Develop a Conscious Dissatisfaction with your Present

Moral lapses are the main cause of disruption and damage in and to our personal life. Describe the events and results of your last moral lapse.

1. What effect did your moral lapse have on you?




2. What did you do to correct it?




Although prevalent, moral lapses are not final countdowns. But sometimes they cause us to get stuck. Deliberate initiatives must then be taken to change and develop a conscious dissatisfaction with your present in order to move onward.

1. List some of the things that you know you have been passively content with that are not in line with what God wants.

2. List at least three things you can do to move your mindset to a place of conscious dissatisfaction with those things and begin now to align with the heart and mind of God for your “Moral Onwardness.”

Become Comparatively Oblivious to Your Past

Our lesson taught us that residing in our past (mentally, emotionally, and spiritually) hinders our future. So we must acknowledge the hurts and failures of the past, and do something to move past the pit falls of lingering there.

1. What things of your past are you hanging on to, that you know are hindering you from moving in your future?




Our lesson says that we must “forget those things which are behind....” In doing so, we must “become comparatively oblivious to our past.

2. List three specific steps you plan to use to accomplish this.

Step 1:




Step 2:




Step 3:




Concentrated Struggle for Your Future

As we ‘Get Ready For the Journey,’ our lesson taught that we must set our whole soul upon “Moral Onwardness.”
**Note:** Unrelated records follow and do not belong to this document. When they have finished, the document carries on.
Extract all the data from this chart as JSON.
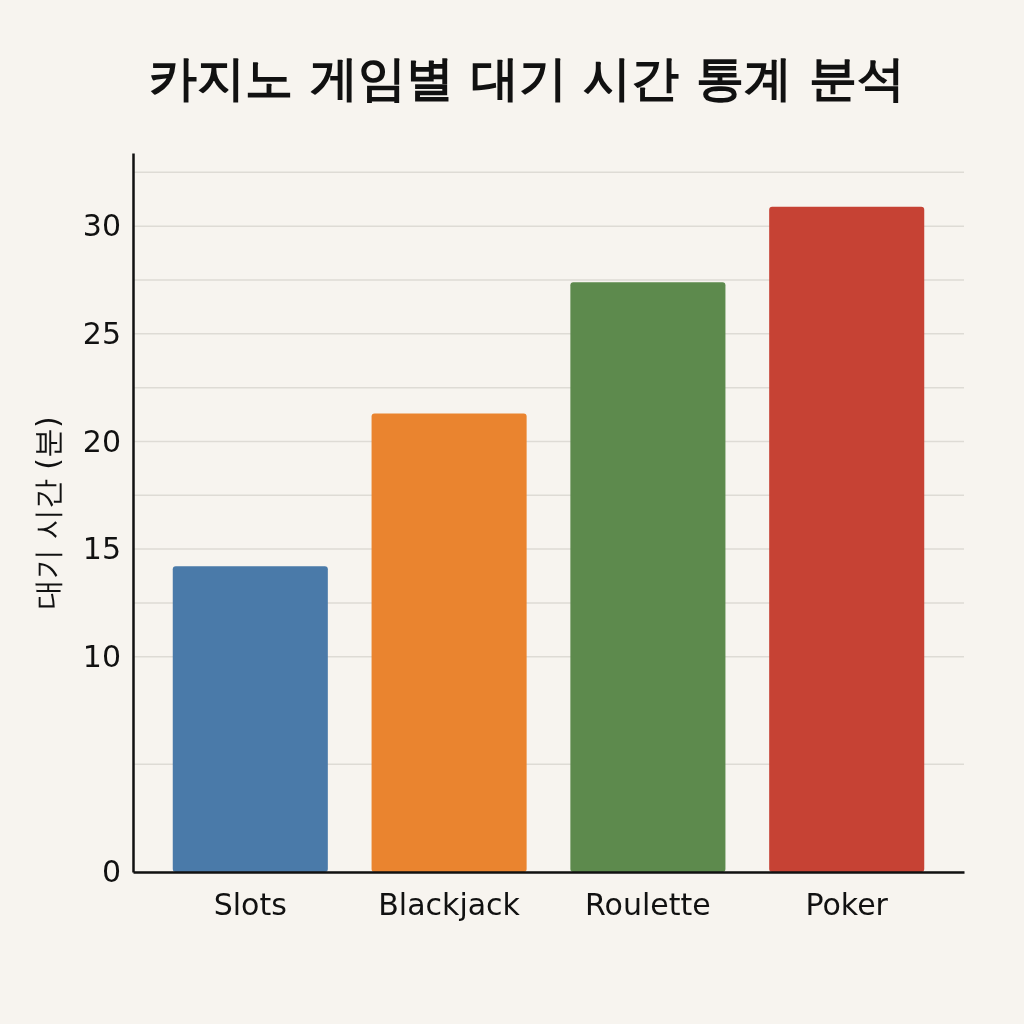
{
  "chart_data": {
    "type": "bar",
    "title": "카지노 게임별 대기 시간 통계 분석",
    "ylabel": "대기 시간 (분)",
    "categories": [
      "Slots",
      "Blackjack",
      "Roulette",
      "Poker"
    ],
    "values": [
      14.2,
      21.3,
      27.4,
      30.9
    ],
    "colors": [
      "#4a7aa9",
      "#ea842f",
      "#5d8a4d",
      "#c64234"
    ],
    "ylim": [
      0,
      33.4
    ],
    "yticks": [
      0,
      {
        "value": 5,
        "label": null
      },
      10,
      {
        "value": 12.5,
        "label": null
      },
      15,
      {
        "value": 17.5,
        "label": null
      },
      20,
      {
        "value": 22.5,
        "label": null
      },
      25,
      {
        "value": 27.5,
        "label": null
      },
      30,
      {
        "value": 32.5,
        "label": null
      }
    ],
    "grid": "y"
  }
}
1. What is your greatest area of concentration today? What controls your mind?




2. Does it line up with what God and his plans for you? If not, what adjustments do you plan to make?




As you prepare to complete your premier assignment,

1. What will you purge, strengthen, or take on in order to enter into a concentrated struggle for your future, in God?

Purge: _________________________

Strengthen: _________________________

Take on: _________________________

2. Who in your life will keep you accountable during your “concentrated struggle” for your future?